Moving forward, with this rate of implementation of regulations and the potential increase in greenhouse gas emissions as described by my colleague, it is impossible to see a clear path to achieve our climate goal of 50% reduction by 2030. For these reasons, we call on the Administration and Legislature, as well as individual legislators to do everything in your power: 1) to prevent the current seven pending fossil fuel projects from being approved and built; 2) to direct all State agencies, especially NJDEP, DCA, BPU, NJTA and DOT, to urgently provide written executable roadmaps and rules by the end of 2022 to implement Executive Order 274 and achieve our existential goal of reducing greenhouse gases by 50% by 2030, 3) to oppose the usage and the creation of new infrastructure for renewable natural gas or RNG, 4) to help with the cost-effective electrification of our buildings, 5) to give the DEP the funding to do the job and 6) to empower all the markets, businesses and individuals through this energy transition. We also urge the Legislature to pass budget resolutions that restore the raids of more than $83 million from the NJ Clean Energy Fund so we can more fully fund clean energy and energy efficiency programs.

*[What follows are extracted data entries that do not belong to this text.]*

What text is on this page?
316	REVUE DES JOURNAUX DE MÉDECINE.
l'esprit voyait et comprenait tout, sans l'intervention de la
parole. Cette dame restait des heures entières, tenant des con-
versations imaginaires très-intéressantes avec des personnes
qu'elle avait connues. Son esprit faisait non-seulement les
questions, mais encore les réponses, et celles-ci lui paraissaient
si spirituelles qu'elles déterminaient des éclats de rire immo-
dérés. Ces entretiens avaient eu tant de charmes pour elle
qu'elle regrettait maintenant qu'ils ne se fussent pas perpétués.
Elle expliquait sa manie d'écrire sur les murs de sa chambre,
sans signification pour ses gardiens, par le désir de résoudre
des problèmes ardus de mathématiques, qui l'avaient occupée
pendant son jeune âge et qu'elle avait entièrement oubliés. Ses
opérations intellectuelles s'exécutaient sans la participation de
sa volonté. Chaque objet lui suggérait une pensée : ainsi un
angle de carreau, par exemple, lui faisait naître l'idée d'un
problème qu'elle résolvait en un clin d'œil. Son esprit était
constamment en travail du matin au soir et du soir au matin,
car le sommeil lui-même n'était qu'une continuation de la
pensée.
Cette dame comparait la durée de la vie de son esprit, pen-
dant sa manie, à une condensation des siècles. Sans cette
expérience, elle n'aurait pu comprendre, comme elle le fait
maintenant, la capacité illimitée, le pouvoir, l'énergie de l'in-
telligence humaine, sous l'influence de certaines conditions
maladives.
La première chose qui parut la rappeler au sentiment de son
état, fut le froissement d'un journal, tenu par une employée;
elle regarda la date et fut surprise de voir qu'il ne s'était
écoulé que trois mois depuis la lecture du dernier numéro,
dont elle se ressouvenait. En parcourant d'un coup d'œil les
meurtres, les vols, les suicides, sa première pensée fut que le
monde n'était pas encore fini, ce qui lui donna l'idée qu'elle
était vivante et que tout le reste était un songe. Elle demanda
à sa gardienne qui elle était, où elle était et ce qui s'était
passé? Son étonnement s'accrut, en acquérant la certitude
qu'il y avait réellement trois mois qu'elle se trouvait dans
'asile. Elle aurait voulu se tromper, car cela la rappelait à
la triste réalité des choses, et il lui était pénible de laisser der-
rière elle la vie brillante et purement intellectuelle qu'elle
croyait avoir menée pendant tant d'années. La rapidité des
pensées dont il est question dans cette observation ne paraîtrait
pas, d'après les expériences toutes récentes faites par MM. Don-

In conclusion, we ask the Legislature to be proactive instead of reactive. Don’t leave New Jersey behind. Just 2 weeks ago New York State adopted a budget that: 1) includes a $4.2 billion environmental bond act to protect against climate change; 2) requires all new school bus purchases be zero-emissions by 2027 and all school buses on the road be zero-emissions by 2035; and 3) funds electrifying an additional 50,000 homes.
Climate change, regardless of current political and economic situations, is society’s true existential threat. Action is required now. At this point, we are and will continue to suffer from the imminent and irreversible impacts of climate change. There is no more time for planning – we are already so behind. We ask the Legislature to recognize the urgency to mitigate the impacts and protect the public. So many are already suffering and dying due to overburdening pollution, and by floods, drought, fires, tornadoes and tropical systems. The list of environmental, health and economic benefits of fully transitioning into true renewable energy is endless. Promote climate mitigation and renewable energy bills and stop those that do not push NJ forward.
And we understand how difficult this is going to be for legislators. It is going to require heroic action to stop new fossil fuel projects, shut down existing sources and develop programs to replace them with renewable energy ones. Some of these actions may not be popular in the near term and residents may not see the benefits until some of you are gone from office. But this is reality.
Factoring all the social costs of carbon, accelerating the transition to clean renewables, not delaying it, not the business as usual fossil fuel approach. That’s how you make New Jersey more affordable. Again, thank you for the opportunity to speak.”